While we are not certain what “history” the reviewer is referring to, we have assumed that the review is referencing “family history” (as participant history has been summarized as multi-morbidity). Again, if we have interpreted the comment correctly, given the incompleteness of the family history data, we elected to not include this variable/risk factor in our final analyses.

  1. A large sample of Nova Scotia participants needs to show in clear. How many participants joined in this study?

We have revised Section 2.1 Design, to show that 31,173 participants from the four Atlantic provinces completed the baseline questionnaire. L77

  1. Bias in self-report data did not discuss in clear.
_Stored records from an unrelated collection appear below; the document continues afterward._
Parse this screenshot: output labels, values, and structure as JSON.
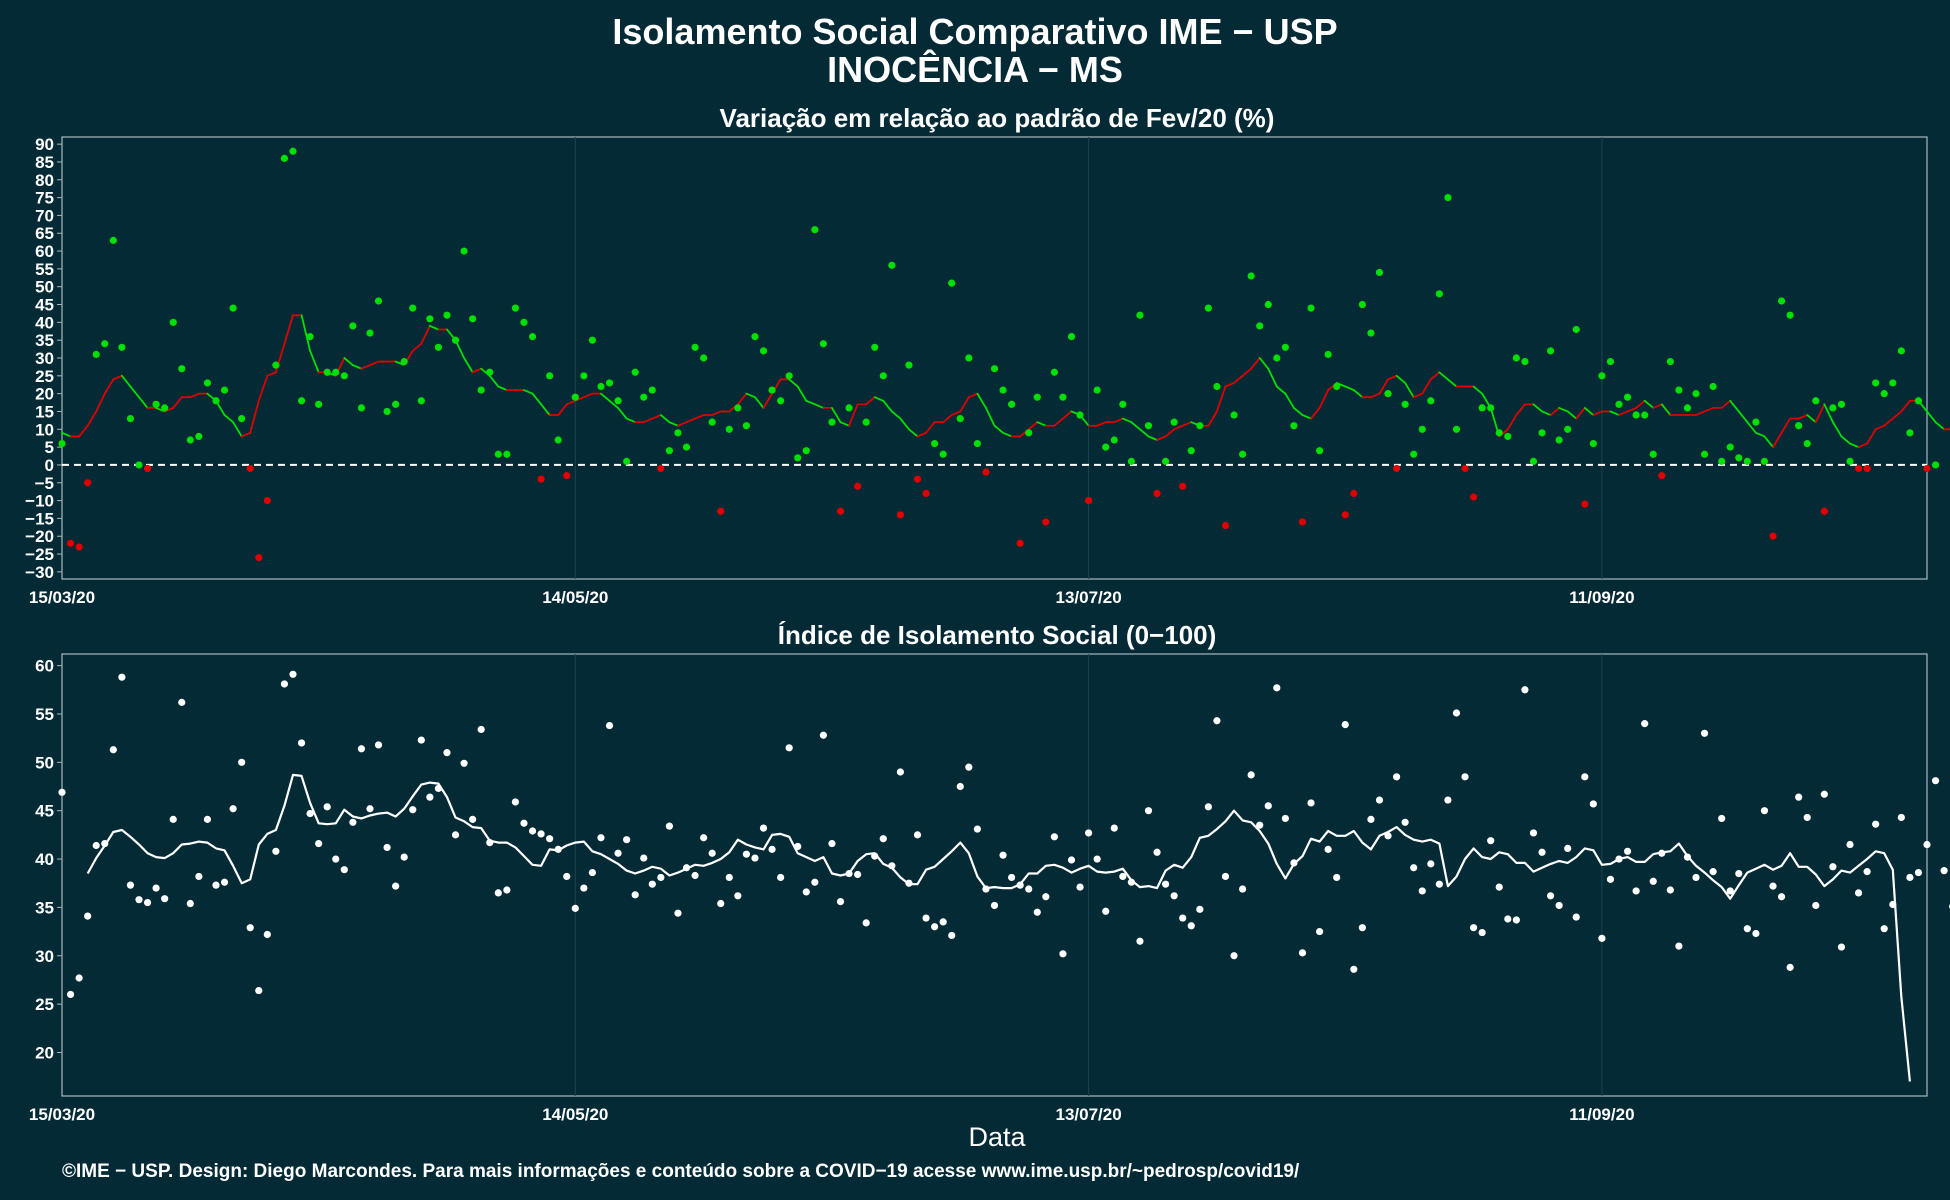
{
  "header": {
    "title_line1": "Isolamento Social Comparativo IME − USP",
    "title_line2": "INOCÊNCIA − MS"
  },
  "footer": {
    "credit": "©IME − USP. Design: Diego Marcondes. Para mais informações e conteúdo sobre a COVID−19 acesse www.ime.usp.br/~pedrosp/covid19/"
  },
  "colors": {
    "background": "#042a35",
    "positive": "#00e000",
    "negative": "#e00000",
    "index": "#ffffff",
    "grid": "#1a4550",
    "frame": "#a9b8bd"
  },
  "chart_data": [
    {
      "type": "scatter",
      "title": "Variação em relação ao padrão de Fev/20 (%)",
      "xlabel": "",
      "ylabel": "",
      "x_ticks": [
        "15/03/20",
        "14/05/20",
        "13/07/20",
        "11/09/20"
      ],
      "x_range_days_from_start": [
        0,
        218
      ],
      "ylim": [
        -32,
        92
      ],
      "y_ticks": [
        -30,
        -25,
        -20,
        -15,
        -10,
        -5,
        0,
        5,
        10,
        15,
        20,
        25,
        30,
        35,
        40,
        45,
        50,
        55,
        60,
        65,
        70,
        75,
        80,
        85,
        90
      ],
      "reference_line": 0,
      "series": [
        {
          "values": [
            6,
            -22,
            -23,
            -5,
            31,
            34,
            63,
            33,
            13,
            0,
            -1,
            17,
            16,
            40,
            27,
            7,
            8,
            23,
            18,
            21,
            44,
            13,
            -1,
            -26,
            -10,
            28,
            86,
            88,
            18,
            36,
            17,
            26,
            26,
            25,
            39,
            16,
            37,
            46,
            15,
            17,
            29,
            44,
            18,
            41,
            33,
            42,
            35,
            60,
            41,
            21,
            26,
            3,
            3,
            44,
            40,
            36,
            -4,
            25,
            7,
            -3,
            19,
            25,
            35,
            22,
            23,
            18,
            1,
            26,
            19,
            21,
            -1,
            4,
            9,
            5,
            33,
            30,
            12,
            -13,
            10,
            16,
            11,
            36,
            32,
            21,
            18,
            25,
            2,
            4,
            66,
            34,
            12,
            -13,
            16,
            -6,
            12,
            33,
            25,
            56,
            -14,
            28,
            -4,
            -8,
            6,
            3,
            51,
            13,
            30,
            6,
            -2,
            27,
            21,
            17,
            -22,
            9,
            19,
            -16,
            26,
            19,
            36,
            14,
            -10,
            21,
            5,
            7,
            17,
            1,
            42,
            11,
            -8,
            1,
            12,
            -6,
            4,
            11,
            44,
            22,
            -17,
            14,
            3,
            53,
            39,
            45,
            30,
            33,
            11,
            -16,
            44,
            4,
            31,
            22,
            -14,
            -8,
            45,
            37,
            54,
            20,
            -1,
            17,
            3,
            10,
            18,
            48,
            75,
            10,
            -1,
            -9,
            16,
            16,
            9,
            8,
            30,
            29,
            1,
            9,
            32,
            7,
            10,
            38,
            -11,
            6,
            25,
            29,
            17,
            19,
            14,
            14,
            3,
            -3,
            29,
            21,
            16,
            20,
            3,
            22,
            1,
            5,
            2,
            1,
            12,
            1,
            -20,
            46,
            42,
            11,
            6,
            18,
            -13,
            16,
            17,
            1,
            -1,
            -1,
            23,
            20,
            23,
            32,
            9,
            18,
            -1,
            0
          ],
          "moving_average": [
            9,
            8,
            8,
            11,
            15,
            20,
            24,
            25,
            22,
            19,
            16,
            16,
            15,
            16,
            19,
            19,
            20,
            20,
            18,
            14,
            12,
            8,
            9,
            18,
            25,
            26,
            34,
            42,
            42,
            32,
            26,
            26,
            25,
            30,
            28,
            27,
            28,
            29,
            29,
            29,
            28,
            32,
            34,
            39,
            38,
            38,
            35,
            30,
            26,
            27,
            25,
            22,
            21,
            21,
            21,
            20,
            17,
            14,
            14,
            17,
            18,
            19,
            20,
            20,
            18,
            16,
            13,
            12,
            12,
            13,
            14,
            12,
            11,
            12,
            13,
            14,
            14,
            15,
            15,
            17,
            20,
            19,
            16,
            20,
            24,
            24,
            22,
            18,
            17,
            16,
            16,
            12,
            11,
            17,
            17,
            19,
            18,
            15,
            13,
            10,
            8,
            9,
            12,
            12,
            14,
            15,
            19,
            20,
            16,
            11,
            9,
            8,
            8,
            10,
            12,
            11,
            11,
            13,
            15,
            14,
            11,
            11,
            12,
            12,
            13,
            12,
            10,
            8,
            7,
            8,
            10,
            11,
            12,
            11,
            11,
            15,
            22,
            23,
            25,
            27,
            30,
            27,
            22,
            20,
            16,
            14,
            13,
            16,
            21,
            23,
            22,
            21,
            19,
            19,
            20,
            24,
            25,
            23,
            19,
            20,
            24,
            26,
            24,
            22,
            22,
            22,
            20,
            16,
            8,
            10,
            14,
            17,
            17,
            15,
            14,
            16,
            15,
            13,
            16,
            14,
            15,
            15,
            14,
            15,
            16,
            18,
            16,
            17,
            14,
            14,
            14,
            14,
            15,
            16,
            16,
            18,
            15,
            12,
            9,
            8,
            5,
            9,
            13,
            13,
            14,
            12,
            17,
            12,
            8,
            6,
            5,
            6,
            10,
            11,
            13,
            15,
            18,
            18,
            15,
            12,
            10,
            10
          ]
        }
      ]
    },
    {
      "type": "scatter",
      "title": "Índice de Isolamento Social (0−100)",
      "xlabel": "Data",
      "ylabel": "",
      "x_ticks": [
        "15/03/20",
        "14/05/20",
        "13/07/20",
        "11/09/20"
      ],
      "x_range_days_from_start": [
        0,
        218
      ],
      "ylim": [
        15.5,
        61.2
      ],
      "y_ticks": [
        20,
        25,
        30,
        35,
        40,
        45,
        50,
        55,
        60
      ],
      "series": [
        {
          "values": [
            46.9,
            26.0,
            27.7,
            34.1,
            41.4,
            41.6,
            51.3,
            58.8,
            37.3,
            35.8,
            35.5,
            37.0,
            35.9,
            44.1,
            56.2,
            35.4,
            38.2,
            44.1,
            37.3,
            37.6,
            45.2,
            50.0,
            32.9,
            26.4,
            32.2,
            40.8,
            58.1,
            59.1,
            52.0,
            44.7,
            41.6,
            45.4,
            40.0,
            38.9,
            43.8,
            51.4,
            45.2,
            51.8,
            41.2,
            37.2,
            40.2,
            45.1,
            52.3,
            46.4,
            47.3,
            51.0,
            42.5,
            49.9,
            44.1,
            53.4,
            41.7,
            36.5,
            36.8,
            45.9,
            43.7,
            42.9,
            42.6,
            42.1,
            41.0,
            38.2,
            34.9,
            37.0,
            38.6,
            42.2,
            53.8,
            40.6,
            42.0,
            36.3,
            40.1,
            37.4,
            38.1,
            43.4,
            34.4,
            39.1,
            38.3,
            42.2,
            40.6,
            35.4,
            38.1,
            36.2,
            40.5,
            40.1,
            43.2,
            41.0,
            38.1,
            51.5,
            41.3,
            36.6,
            37.6,
            52.8,
            41.6,
            35.6,
            38.5,
            38.4,
            33.4,
            40.3,
            42.1,
            39.3,
            49.0,
            37.5,
            42.5,
            33.9,
            33.0,
            33.5,
            32.1,
            47.5,
            49.5,
            43.1,
            36.9,
            35.2,
            40.4,
            38.1,
            37.3,
            36.9,
            34.5,
            36.1,
            42.3,
            30.2,
            39.9,
            37.1,
            42.7,
            40.0,
            34.6,
            43.2,
            38.2,
            37.6,
            31.5,
            45.0,
            40.7,
            37.4,
            36.2,
            33.9,
            33.1,
            34.8,
            45.4,
            54.3,
            38.2,
            30.0,
            36.9,
            48.7,
            43.5,
            45.5,
            57.7,
            44.2,
            39.6,
            30.3,
            45.8,
            32.5,
            41.0,
            38.1,
            53.9,
            28.6,
            32.9,
            44.1,
            46.1,
            42.4,
            48.5,
            43.8,
            39.1,
            36.7,
            39.5,
            37.4,
            46.1,
            55.1,
            48.5,
            32.9,
            32.4,
            41.9,
            37.1,
            33.8,
            33.7,
            57.5,
            42.7,
            40.7,
            36.2,
            35.2,
            41.1,
            34.0,
            48.5,
            45.7,
            31.8,
            37.9,
            40.0,
            40.8,
            36.7,
            54.0,
            37.7,
            40.6,
            36.8,
            31.0,
            40.2,
            38.1,
            53.0,
            38.7,
            44.2,
            36.7,
            38.5,
            32.8,
            32.3,
            45.0,
            37.2,
            36.1,
            28.8,
            46.4,
            44.3,
            35.2,
            46.7,
            39.2,
            30.9,
            41.5,
            36.5,
            38.7,
            43.6,
            32.8,
            35.3,
            44.3,
            38.1,
            38.6,
            41.5,
            48.1,
            38.8,
            35.1,
            35.8
          ],
          "moving_average": [
            null,
            null,
            null,
            38.5,
            40.1,
            41.4,
            42.8,
            43.0,
            42.3,
            41.5,
            40.6,
            40.2,
            40.1,
            40.6,
            41.5,
            41.6,
            41.8,
            41.7,
            41.1,
            40.9,
            39.3,
            37.5,
            37.9,
            41.5,
            42.6,
            43.0,
            45.5,
            48.7,
            48.6,
            45.8,
            43.7,
            43.6,
            43.7,
            45.1,
            44.4,
            44.2,
            44.5,
            44.7,
            44.8,
            44.4,
            45.2,
            46.5,
            47.7,
            47.9,
            47.8,
            46.4,
            44.3,
            43.9,
            43.3,
            43.2,
            41.9,
            41.7,
            41.7,
            41.2,
            40.3,
            39.4,
            39.3,
            41.0,
            40.9,
            41.4,
            41.7,
            41.8,
            40.8,
            40.5,
            40.0,
            39.5,
            38.8,
            38.5,
            38.8,
            39.2,
            39.0,
            38.3,
            38.6,
            39.0,
            39.4,
            39.3,
            39.6,
            40.0,
            40.7,
            42.0,
            41.5,
            41.2,
            41.0,
            42.5,
            42.6,
            42.3,
            40.6,
            40.2,
            39.8,
            40.2,
            38.5,
            38.3,
            38.5,
            39.8,
            40.5,
            40.6,
            39.5,
            39.1,
            38.1,
            37.4,
            37.4,
            38.9,
            39.2,
            40.0,
            40.8,
            41.7,
            40.6,
            38.2,
            37.0,
            37.1,
            37.0,
            37.0,
            37.4,
            38.5,
            38.5,
            39.3,
            39.4,
            39.1,
            38.6,
            39.0,
            39.3,
            38.7,
            38.6,
            38.7,
            39.0,
            37.8,
            37.1,
            37.2,
            37.0,
            38.8,
            39.4,
            39.1,
            40.2,
            42.2,
            42.4,
            43.1,
            43.9,
            45.0,
            44.0,
            43.8,
            42.9,
            41.6,
            39.5,
            38.0,
            39.5,
            40.3,
            42.1,
            41.8,
            42.9,
            42.4,
            42.4,
            42.9,
            41.7,
            41.0,
            42.4,
            42.8,
            43.3,
            42.5,
            42.0,
            41.8,
            42.0,
            41.6,
            37.2,
            38.2,
            40.0,
            41.1,
            40.2,
            40.0,
            40.7,
            40.5,
            39.6,
            39.6,
            38.7,
            39.1,
            39.5,
            39.8,
            39.6,
            40.2,
            41.1,
            40.9,
            39.4,
            39.5,
            40.0,
            40.2,
            39.7,
            39.7,
            40.5,
            40.7,
            40.8,
            41.6,
            40.3,
            39.3,
            38.6,
            37.8,
            37.1,
            35.9,
            37.3,
            38.6,
            39.0,
            39.4,
            38.9,
            39.3,
            40.6,
            39.2,
            39.2,
            38.4,
            37.2,
            37.9,
            38.8,
            38.6,
            39.3,
            40.0,
            40.8,
            40.6,
            38.9,
            25.8,
            17.0
          ]
        }
      ]
    }
  ]
}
 We revised the study limitations to specify that self-reported data may be influenced by social bias and/or personal knowledge or willingness to report. L352-353

  1. Conclusion seems more suitable to follow the limitations as the perspective. New conclusion shown the novel finding even the negative result may strengthen this report.

We have revised the concluding statement to highlight the lack of association between walkability and chronic disease incidence. We further suggest that highly walkable neighborhoods may confer health benefit for those residents willing and able to engage in the activity.